OSA Diagnostics

Towards enhances and individualized diagnostics of obstructive sleep apnea with wearable sensors and sophisticated computational parameters

Summary: Early diagnosis and timely treatment of obstructive sleep apnea (OSA) improve quality of life and decrease risk for life-threatening cardiovascular comorbidities. Unfortunately, current diagnostic methods for OSA are complicated, expensive and labour-intensive. Expensive and laborious in-laboratory polysomnography (PSG) is the gold standard in diagnosing OSA, but unfamiliar environment of sleep lab has an adverse effect on patient’s sleep. Despite of vast amount of information collected during an overnight PSG study, the field of clinical sleep medicine has settled for one simple metric, apnea-hypopnea index (AHI), i.e. number of obstruction events per hour to characterize the disease severity. The lack of strong association between AHI and clinical consequences (e.g. daytime sleepiness, hypertension and stroke) indicates that AHI poorly integrates with the complex pathophysiology of OSA.

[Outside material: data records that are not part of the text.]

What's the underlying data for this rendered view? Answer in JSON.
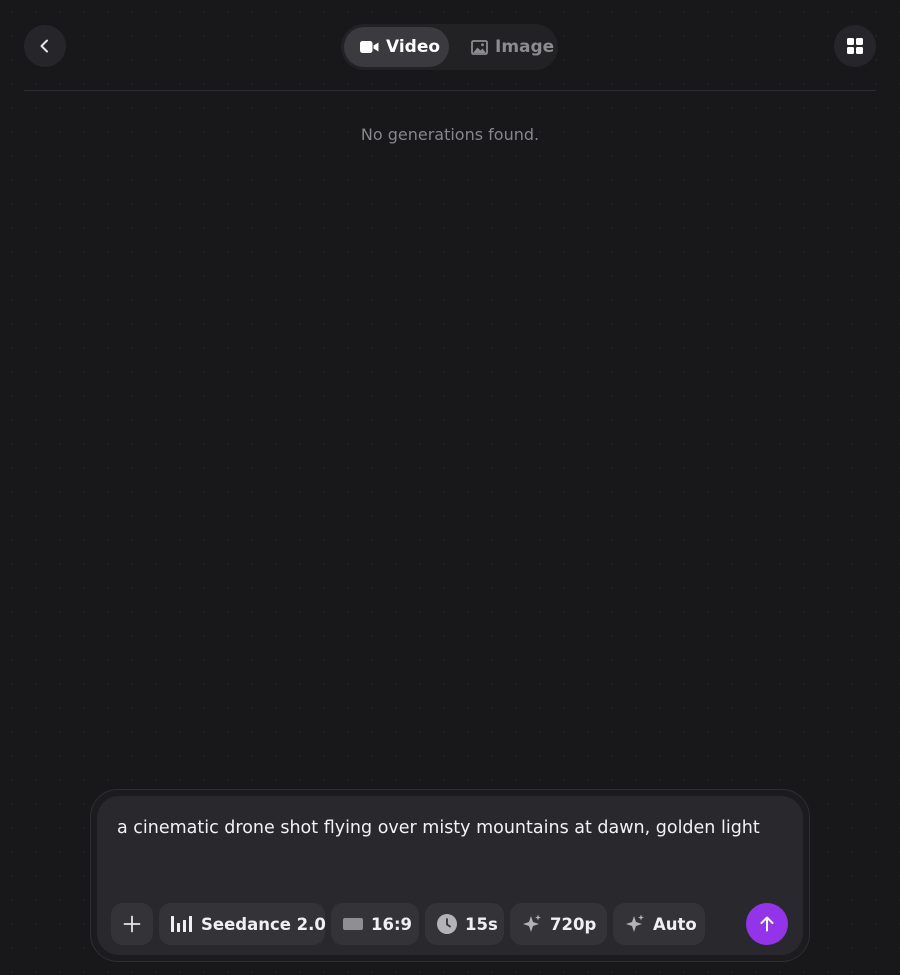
{
  "colors": {
    "background": "#18181a",
    "accent": "#9333ea",
    "active_tab": "#3a3a3f",
    "chip": "#333338",
    "muted_text": "#86868b"
  },
  "header": {
    "back_icon": "chevron-left-icon",
    "grid_icon": "grid-icon",
    "tabs": [
      {
        "label": "Video",
        "icon": "video-camera-icon",
        "active": true
      },
      {
        "label": "Image",
        "icon": "image-icon",
        "active": false
      }
    ]
  },
  "main": {
    "empty_message": "No generations found."
  },
  "composer": {
    "prompt": "a cinematic drone shot flying over misty mountains at dawn, golden light",
    "add_icon": "plus-icon",
    "chips": {
      "model": {
        "label": "Seedance 2.0",
        "icon": "bars-icon"
      },
      "aspect": {
        "label": "16:9",
        "icon": "aspect-ratio-icon"
      },
      "duration": {
        "label": "15s",
        "icon": "clock-icon"
      },
      "quality": {
        "label": "720p",
        "icon": "sparkle-icon"
      },
      "mode": {
        "label": "Auto",
        "icon": "sparkle-icon"
      }
    },
    "send_icon": "arrow-up-icon"
  }
}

We hypothesize that these issues can be solved by introducing a simple diagnostic method for OSA utilizing minimally sleep-disturbing wearable sensors, automatic analysis tools and new diagnostic parameters. This could response a growing pressure to move most sleep studies from sleep lab to home. Furthermore, we hypothesize that new innovative computational parameters that take into account the severity of individual obstruction events will significantly increase the accuracy of OSA severity estimation. We will reach the ambitious goals by providing knowledge on feasibility, usability and diagnostic accuracy of new wearable sensors for their further development. Connection between obstruction event severity, cortical arousals and hemodynamic responses are also explored to reveal new OSA-related biomarkers helping us to further develop our innovative diagnostic parameters. Reaching these goals is facilitated by active collaboration and research exchange with top research groups in Universitätsmedizin Berlin, Princess Alexandra Hospital, Brisbane and Loewenstein Hospital, Raanana.

The outcomes of this research can lead to paradigm shift in the diagnostics of OSA and have a significant positive impact in national health and socioeconomy. Wearable sleep monitoring systems and sophisticated analysis algorithms also open a huge global business potential for business partners operating at medical device sector as well as for health centers and sleep clinics by offering telemedicine sleep diagnostic services.

Research period: 1.1.2018-31.12.2019

Funding: Academy of Finland (ICT 2023: User-Centred Health Technology and Digital Health).